Access control models are often declined following the main security policies: Discretionary (discretionary access control DAC), Mandatory (mandatory access control MAC), Role-based (role based access control R-BAC) or based on the organization (organization-based access control Or-BAC).

There are also a number of combinations of these models such as T-MAC (team-based access control) and T-BAC (task-based access control), to refine and to adapt the logical access control depending on the environment in which it is implemented and which are more or less adapted to the security policy of the company.
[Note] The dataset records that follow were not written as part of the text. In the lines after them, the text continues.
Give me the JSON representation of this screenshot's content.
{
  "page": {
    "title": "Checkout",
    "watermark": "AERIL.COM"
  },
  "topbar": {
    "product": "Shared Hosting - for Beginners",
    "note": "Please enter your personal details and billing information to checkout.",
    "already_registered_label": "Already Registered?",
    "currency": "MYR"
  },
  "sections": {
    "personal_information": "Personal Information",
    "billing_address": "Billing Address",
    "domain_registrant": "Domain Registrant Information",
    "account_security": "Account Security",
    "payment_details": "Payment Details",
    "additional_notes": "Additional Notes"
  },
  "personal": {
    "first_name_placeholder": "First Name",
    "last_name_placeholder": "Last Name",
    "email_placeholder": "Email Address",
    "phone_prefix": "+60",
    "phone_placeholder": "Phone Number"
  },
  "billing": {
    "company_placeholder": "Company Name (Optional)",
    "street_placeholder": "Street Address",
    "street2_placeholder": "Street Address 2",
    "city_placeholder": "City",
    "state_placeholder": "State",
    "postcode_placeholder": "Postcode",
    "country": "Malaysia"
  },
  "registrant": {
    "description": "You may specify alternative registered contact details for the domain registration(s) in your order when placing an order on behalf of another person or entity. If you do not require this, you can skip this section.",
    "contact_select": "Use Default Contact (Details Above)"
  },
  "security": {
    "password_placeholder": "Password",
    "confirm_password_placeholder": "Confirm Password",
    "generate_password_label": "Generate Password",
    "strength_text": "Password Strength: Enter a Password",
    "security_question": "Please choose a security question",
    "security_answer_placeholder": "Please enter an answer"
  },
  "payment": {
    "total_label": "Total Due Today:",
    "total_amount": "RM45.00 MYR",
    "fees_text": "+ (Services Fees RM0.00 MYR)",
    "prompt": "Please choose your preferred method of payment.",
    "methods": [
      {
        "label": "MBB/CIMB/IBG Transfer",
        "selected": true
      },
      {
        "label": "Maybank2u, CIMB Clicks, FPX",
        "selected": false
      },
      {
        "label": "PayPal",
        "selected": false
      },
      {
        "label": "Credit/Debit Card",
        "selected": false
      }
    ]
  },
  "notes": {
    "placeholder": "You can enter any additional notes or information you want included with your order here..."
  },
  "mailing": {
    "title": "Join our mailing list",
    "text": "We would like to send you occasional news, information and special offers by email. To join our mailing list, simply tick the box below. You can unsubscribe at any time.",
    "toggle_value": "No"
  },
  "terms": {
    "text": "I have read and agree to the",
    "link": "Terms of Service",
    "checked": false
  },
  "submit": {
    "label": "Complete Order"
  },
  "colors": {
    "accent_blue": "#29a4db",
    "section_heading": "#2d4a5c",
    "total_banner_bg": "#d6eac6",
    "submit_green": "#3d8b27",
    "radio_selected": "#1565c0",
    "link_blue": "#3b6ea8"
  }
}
In this paper, we are interested in a more specific classification of security models, which are: Access Control (B.W. Lampson 1974), Flow Control (D.E. Bell & L.J. Lapadula 1975) and Administration.

In section 2, we present generalities about access control and a survey on different access control models pointing their advantages and limitations. Section 3 is devoted to models of flow control and at the end, section 4 presents the administration part.